Server chain is authoritative. Any local state inconsistency is reconciled by replaying the server’s chain. The server cannot forge MLS state (it holds no MLS group secrets) but it can order commits.
Re-bootstrap is always available. A device whose MLS state is unrecoverable can be removed and re-added by another device (the standard “Add new device” flow from Cryptography — MLS). This is the bottom-of-stack recovery — losing local MLS state never loses access to the data, just to the in-flight ratchet.
Quarantine, not silent acceptance.
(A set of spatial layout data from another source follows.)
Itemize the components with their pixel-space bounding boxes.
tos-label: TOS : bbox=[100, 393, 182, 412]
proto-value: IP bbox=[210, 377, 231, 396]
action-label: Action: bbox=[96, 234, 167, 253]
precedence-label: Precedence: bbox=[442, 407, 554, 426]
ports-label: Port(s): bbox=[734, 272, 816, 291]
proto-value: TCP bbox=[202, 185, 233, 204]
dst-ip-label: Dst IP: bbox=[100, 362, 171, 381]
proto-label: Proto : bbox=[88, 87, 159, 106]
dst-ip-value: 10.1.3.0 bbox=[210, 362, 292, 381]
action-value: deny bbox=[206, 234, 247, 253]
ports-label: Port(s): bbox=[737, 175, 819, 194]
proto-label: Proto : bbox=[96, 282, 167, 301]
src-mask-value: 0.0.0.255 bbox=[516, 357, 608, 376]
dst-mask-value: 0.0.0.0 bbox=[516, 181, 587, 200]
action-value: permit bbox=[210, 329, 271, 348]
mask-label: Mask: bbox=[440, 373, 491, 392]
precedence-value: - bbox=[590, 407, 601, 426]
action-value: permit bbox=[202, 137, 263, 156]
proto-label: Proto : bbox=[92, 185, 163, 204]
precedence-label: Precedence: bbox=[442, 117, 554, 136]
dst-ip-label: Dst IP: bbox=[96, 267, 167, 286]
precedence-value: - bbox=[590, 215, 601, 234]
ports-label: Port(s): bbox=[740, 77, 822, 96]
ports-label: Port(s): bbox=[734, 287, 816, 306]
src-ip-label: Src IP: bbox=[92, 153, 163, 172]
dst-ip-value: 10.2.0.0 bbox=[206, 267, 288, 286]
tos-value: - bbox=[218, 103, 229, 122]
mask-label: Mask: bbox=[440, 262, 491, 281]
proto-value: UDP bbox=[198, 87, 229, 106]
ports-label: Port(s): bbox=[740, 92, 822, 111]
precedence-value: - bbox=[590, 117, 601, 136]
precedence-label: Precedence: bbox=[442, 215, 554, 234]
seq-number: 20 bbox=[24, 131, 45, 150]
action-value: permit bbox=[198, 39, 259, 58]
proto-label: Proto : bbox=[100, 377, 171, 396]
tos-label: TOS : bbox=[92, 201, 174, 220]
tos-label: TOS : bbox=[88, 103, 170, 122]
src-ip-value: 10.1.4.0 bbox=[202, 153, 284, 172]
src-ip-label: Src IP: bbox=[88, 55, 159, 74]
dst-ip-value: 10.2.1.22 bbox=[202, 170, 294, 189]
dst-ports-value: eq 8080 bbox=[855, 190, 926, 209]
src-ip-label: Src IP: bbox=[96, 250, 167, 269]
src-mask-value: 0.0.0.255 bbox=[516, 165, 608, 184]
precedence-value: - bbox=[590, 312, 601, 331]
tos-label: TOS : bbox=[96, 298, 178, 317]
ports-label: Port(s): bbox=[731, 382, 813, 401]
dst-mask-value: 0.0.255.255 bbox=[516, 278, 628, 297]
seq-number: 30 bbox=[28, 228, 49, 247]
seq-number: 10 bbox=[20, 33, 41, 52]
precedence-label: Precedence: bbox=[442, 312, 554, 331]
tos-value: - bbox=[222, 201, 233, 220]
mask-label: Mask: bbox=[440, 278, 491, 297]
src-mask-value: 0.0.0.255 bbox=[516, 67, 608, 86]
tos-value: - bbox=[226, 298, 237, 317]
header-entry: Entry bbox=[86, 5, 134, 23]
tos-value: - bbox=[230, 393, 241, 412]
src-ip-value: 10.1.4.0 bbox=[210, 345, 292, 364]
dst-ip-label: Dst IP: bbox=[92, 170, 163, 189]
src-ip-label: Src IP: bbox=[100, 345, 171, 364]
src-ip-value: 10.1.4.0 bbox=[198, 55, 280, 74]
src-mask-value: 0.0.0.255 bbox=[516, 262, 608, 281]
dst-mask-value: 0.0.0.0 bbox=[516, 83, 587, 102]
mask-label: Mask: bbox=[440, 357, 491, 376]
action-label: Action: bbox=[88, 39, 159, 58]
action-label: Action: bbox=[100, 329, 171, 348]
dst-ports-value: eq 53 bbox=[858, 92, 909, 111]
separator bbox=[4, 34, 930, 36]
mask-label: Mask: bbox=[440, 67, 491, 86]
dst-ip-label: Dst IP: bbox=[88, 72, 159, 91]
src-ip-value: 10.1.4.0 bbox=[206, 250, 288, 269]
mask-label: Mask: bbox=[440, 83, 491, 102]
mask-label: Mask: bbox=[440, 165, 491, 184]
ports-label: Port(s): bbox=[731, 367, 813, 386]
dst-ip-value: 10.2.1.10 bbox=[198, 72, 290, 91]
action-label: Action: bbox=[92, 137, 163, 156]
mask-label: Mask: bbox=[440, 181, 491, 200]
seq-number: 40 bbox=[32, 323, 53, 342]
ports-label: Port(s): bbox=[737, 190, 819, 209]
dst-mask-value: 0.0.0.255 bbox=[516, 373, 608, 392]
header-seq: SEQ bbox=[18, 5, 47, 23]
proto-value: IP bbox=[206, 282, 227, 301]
A device that detects local-vs-server state divergence surfaces it to the user (not silently re-bootstraps), so a divergence caused by a bug is visible and investigable.

Contract Skeleton

Reconciliation is a single entry-point, not per-failure-mode calls: the caller asks “bring me current” and the outcome enum reports what happened, including the two cases that escalate to user action or re-bootstrap.

// in capsule-core::crypto::mls
enum ReconcileOutcome {
    UpToDate,
    Reconciled { applied_commits: Vec<CommitHash> },
    Diverged { local_epoch: u64, server_epoch: u64 },  // requires user action
    Unrecoverable,  // requires re-bootstrap
}

fn reconcile_with_server(group: GroupId) -> Result<ReconcileOutcome, MlsError>;
fn rekey_group(group: GroupId, reason: RekeyReason) -> Result<(), MlsError>;

Validation

Lost-commit recovery (smoke). Inject a network failure during a commit; assert the sending device’s retry succeeds; assert idempotency (no duplicate epoch).
State-divergence detection (unit). Construct a local MLS state that disagrees with a mocked server chain; assert detection; assert reconciliation produces the server-authoritative state.
Concurrent rotation (smoke). Two admins rotate the same epoch; assert serialization; assert one rotation replays against the other’s result.
Re-keying atomicity (smoke). Inject a crash mid-rekey; assert the ceremony resumes on restart (similar to the album upgrade ceremony idempotency).

The relationship to Threat Model is that several scenarios in the existing map (e.g. row #16 “attacker with all current keys”) are upstream of this doc — MLS resilience is about recovering from honest failure, not adversarial attack. The two combine cleanly because both routes ultimately reduce to “re-bootstrap from a higher recovery path.”